I catch sight of myself in one of the room’s mirrors—my Gypsy skin and mouth red with lipstick, my thick brows and flashing gold-brown eyes, my body all angles and edges in my braided pink suit. There is nothing left of the pliant skin of my youth. And my hands, covered in precious rings, are as raw as a stonemason’s, knotted, marred by a thousand needle pricks—the hands of the Auvergne peasant I am at heart, the foundling, the orphan, the dreamer, the schemer. My hands reflect who I am. I see in them the struggle that has always existed between the humble girl I once was and the legend I deliberately created to hide my heart.

Who is Coco Chanel?

“ALLEZ,”
I CALL OUT.
The models line up at the head of the staircase to my salon. I have overseen this ritual so many times before, straightening a sleeve at the last minute, adjusting the tilt of a hat, the fold of a collar. As I wave the models forward, I draw back. I will not make my appearance until the applause has faded—
if
there is applause.

I cannot be sure anymore, not after all this time.

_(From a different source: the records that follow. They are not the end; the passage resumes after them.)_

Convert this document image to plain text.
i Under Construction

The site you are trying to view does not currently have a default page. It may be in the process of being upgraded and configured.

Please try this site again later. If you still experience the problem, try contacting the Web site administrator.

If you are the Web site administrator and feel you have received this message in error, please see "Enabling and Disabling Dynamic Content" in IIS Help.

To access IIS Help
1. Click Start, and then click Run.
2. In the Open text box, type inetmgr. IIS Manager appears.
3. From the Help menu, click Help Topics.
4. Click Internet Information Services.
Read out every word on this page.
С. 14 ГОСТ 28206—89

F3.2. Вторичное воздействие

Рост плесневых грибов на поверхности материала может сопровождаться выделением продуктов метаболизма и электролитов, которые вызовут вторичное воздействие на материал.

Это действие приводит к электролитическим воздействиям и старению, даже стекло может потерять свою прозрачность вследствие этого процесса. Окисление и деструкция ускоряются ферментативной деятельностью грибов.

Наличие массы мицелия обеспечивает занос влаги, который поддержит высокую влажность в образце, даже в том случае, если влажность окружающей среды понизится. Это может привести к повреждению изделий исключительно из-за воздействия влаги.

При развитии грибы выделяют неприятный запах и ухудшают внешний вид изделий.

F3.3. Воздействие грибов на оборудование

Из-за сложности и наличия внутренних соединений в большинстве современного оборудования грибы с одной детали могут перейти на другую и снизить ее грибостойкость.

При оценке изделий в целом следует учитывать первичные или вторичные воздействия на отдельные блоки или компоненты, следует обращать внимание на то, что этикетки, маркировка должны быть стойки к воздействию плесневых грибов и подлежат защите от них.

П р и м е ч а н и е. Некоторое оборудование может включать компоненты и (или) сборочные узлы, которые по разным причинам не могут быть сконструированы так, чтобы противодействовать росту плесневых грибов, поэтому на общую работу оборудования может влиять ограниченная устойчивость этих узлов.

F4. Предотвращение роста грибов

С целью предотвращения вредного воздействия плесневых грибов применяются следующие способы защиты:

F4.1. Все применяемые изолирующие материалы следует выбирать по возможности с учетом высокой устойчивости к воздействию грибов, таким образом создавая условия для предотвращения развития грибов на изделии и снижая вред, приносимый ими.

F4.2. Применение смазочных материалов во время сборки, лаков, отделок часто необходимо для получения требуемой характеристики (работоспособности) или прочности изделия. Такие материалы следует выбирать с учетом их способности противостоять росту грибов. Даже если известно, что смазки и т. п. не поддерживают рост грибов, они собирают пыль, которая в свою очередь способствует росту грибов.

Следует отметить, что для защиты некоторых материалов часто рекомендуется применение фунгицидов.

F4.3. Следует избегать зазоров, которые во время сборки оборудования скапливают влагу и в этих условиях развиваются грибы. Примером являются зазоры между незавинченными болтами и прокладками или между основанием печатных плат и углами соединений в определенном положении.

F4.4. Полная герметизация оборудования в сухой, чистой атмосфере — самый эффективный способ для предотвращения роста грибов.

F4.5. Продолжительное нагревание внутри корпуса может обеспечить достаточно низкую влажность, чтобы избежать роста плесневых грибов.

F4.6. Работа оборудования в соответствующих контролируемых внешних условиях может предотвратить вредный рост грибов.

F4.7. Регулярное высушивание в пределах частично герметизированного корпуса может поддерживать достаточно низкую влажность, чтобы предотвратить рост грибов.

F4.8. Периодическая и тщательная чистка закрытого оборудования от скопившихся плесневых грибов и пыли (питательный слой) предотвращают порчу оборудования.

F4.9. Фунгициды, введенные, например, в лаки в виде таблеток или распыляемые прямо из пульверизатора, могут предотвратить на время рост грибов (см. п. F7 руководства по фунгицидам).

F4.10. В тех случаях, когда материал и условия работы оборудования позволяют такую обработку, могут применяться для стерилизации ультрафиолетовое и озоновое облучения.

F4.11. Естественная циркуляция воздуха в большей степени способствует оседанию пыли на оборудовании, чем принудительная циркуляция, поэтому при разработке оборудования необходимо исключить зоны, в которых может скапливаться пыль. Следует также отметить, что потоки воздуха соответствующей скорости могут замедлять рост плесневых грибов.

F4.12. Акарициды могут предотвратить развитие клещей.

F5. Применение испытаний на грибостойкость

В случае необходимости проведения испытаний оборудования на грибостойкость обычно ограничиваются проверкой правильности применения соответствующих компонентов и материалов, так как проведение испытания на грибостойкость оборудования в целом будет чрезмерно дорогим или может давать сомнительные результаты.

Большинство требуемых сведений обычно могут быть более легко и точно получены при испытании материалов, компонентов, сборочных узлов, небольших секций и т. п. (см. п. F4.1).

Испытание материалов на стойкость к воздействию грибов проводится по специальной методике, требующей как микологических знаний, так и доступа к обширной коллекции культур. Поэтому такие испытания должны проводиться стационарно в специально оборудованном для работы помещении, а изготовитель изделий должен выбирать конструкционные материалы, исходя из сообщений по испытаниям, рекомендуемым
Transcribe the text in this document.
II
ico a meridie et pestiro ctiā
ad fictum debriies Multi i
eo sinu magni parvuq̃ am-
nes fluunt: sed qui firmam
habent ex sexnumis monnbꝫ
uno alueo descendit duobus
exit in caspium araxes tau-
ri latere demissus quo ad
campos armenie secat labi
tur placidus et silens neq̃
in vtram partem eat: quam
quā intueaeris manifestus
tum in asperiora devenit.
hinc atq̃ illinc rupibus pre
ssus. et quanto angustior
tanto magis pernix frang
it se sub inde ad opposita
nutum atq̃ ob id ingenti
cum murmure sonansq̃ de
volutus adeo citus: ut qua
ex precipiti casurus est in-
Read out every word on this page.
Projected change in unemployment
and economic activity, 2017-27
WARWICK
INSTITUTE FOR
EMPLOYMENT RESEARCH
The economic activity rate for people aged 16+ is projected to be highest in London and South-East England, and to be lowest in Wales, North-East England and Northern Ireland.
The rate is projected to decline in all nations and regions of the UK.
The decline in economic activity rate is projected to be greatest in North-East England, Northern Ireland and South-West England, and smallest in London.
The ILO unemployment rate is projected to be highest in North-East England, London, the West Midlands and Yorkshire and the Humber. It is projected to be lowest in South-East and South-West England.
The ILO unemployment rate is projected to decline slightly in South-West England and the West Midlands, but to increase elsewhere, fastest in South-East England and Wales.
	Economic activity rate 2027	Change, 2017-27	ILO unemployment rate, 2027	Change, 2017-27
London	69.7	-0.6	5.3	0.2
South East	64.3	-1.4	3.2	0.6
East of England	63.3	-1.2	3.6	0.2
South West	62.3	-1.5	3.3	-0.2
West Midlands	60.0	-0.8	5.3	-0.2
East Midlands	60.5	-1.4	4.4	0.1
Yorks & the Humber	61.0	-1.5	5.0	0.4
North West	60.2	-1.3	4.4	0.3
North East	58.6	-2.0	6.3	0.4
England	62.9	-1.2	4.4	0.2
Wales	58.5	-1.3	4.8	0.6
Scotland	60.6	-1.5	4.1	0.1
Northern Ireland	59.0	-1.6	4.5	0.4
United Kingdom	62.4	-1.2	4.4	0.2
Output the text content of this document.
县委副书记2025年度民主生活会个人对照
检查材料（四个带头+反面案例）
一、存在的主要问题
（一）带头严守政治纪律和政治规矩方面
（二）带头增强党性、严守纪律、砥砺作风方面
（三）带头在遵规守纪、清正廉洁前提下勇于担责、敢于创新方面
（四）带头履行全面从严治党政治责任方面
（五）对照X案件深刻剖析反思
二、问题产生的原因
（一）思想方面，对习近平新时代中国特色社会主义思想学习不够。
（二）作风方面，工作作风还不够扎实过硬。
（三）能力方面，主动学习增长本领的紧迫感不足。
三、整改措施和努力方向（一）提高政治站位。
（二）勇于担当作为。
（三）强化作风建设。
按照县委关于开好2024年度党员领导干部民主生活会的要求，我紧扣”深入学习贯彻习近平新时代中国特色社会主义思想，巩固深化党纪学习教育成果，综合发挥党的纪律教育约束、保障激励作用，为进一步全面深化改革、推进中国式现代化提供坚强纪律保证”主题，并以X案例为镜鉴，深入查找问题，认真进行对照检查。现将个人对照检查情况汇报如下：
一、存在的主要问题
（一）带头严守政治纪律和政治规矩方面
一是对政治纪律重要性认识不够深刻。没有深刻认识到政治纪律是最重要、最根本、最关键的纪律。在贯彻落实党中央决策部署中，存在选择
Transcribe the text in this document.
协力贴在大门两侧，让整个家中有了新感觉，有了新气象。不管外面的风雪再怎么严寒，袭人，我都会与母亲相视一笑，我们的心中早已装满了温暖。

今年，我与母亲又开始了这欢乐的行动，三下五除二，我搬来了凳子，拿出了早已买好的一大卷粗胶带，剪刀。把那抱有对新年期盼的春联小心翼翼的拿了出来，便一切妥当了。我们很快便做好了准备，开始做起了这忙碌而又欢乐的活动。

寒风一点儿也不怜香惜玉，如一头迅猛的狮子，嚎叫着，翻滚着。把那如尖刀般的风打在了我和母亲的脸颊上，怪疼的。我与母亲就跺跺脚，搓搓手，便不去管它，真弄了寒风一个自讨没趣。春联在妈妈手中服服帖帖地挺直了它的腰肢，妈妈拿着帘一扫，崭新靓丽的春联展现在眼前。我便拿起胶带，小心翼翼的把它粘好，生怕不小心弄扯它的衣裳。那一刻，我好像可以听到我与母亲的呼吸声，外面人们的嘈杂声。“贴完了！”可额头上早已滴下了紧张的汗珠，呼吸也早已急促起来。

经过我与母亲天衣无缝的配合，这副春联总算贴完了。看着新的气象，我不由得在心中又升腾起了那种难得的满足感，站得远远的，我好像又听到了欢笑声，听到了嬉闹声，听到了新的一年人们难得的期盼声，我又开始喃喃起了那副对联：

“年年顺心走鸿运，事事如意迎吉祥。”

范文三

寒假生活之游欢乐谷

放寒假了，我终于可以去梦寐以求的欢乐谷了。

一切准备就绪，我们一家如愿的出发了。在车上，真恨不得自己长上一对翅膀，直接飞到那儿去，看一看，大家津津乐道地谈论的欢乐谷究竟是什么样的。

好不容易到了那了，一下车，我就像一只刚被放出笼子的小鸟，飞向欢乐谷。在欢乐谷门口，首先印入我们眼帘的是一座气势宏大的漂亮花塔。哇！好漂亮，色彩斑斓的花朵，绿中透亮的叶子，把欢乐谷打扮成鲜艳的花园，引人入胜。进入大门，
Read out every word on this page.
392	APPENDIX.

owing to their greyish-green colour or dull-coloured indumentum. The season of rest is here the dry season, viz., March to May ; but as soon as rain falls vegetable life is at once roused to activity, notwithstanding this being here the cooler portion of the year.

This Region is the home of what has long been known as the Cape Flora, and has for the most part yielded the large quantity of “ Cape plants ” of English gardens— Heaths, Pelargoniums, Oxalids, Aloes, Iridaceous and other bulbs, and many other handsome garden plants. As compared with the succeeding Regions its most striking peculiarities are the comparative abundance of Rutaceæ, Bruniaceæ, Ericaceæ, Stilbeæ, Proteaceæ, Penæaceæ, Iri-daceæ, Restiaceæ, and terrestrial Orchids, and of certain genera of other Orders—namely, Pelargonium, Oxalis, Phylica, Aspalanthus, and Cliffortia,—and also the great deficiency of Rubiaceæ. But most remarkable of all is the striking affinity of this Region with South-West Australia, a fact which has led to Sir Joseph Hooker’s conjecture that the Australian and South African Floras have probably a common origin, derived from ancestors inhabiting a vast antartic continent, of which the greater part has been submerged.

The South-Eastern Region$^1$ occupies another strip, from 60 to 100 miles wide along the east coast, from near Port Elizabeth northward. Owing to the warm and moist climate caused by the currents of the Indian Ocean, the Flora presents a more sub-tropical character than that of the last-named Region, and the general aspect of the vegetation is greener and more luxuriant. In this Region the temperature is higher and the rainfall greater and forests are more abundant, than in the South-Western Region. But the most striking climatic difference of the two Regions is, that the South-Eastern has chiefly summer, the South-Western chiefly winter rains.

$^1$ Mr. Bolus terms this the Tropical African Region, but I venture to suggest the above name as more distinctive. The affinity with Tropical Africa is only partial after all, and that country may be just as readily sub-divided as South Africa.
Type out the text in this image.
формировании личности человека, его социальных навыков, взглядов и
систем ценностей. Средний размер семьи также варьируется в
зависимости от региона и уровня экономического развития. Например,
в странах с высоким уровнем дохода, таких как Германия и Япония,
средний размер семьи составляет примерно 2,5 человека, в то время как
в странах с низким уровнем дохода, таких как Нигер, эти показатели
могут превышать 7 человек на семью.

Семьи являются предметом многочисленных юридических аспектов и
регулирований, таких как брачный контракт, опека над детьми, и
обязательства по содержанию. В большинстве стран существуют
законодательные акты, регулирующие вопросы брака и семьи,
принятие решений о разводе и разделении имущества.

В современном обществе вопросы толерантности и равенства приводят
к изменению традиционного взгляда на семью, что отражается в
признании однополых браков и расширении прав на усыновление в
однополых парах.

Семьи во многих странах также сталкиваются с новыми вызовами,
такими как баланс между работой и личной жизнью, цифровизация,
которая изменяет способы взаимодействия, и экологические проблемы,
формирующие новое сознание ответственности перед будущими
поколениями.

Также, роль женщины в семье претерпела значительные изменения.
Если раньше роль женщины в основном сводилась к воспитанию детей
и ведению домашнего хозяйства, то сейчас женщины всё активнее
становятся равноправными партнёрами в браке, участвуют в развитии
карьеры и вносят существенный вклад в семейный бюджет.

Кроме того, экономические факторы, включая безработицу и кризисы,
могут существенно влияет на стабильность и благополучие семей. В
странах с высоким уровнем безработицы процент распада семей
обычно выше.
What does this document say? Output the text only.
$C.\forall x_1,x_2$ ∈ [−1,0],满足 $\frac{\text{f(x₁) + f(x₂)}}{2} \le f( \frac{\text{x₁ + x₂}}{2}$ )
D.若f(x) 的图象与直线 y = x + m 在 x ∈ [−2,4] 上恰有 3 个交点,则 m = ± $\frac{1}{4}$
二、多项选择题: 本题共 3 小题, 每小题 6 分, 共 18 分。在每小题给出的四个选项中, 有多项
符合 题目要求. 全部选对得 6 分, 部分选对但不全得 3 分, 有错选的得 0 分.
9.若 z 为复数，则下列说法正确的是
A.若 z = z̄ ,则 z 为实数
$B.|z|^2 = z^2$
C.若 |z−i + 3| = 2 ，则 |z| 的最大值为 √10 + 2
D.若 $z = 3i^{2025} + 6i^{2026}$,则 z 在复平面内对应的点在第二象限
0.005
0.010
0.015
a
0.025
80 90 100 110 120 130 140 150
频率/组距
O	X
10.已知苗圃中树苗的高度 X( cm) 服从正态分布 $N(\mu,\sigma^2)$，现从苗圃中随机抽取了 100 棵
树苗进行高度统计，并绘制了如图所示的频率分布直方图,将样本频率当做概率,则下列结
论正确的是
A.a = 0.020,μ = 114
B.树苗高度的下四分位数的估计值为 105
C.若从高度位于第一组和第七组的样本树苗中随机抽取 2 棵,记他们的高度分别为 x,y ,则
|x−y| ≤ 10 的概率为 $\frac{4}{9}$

Coiling my knees to my chest, my cigarettes at my side, I silence the chimes of my bijoux and perch at the top of my mirrored stairs, becoming a hidden spectator, solitary, as I have always been.

And as I behold my uncertain future, I will reflect on my past and do my best to tell the truth, though myth and rumor clothe me as much as my signature crêpe de chine or tweed.

I will try to remember that for all my triumphs and mistakes, I am still only a woman.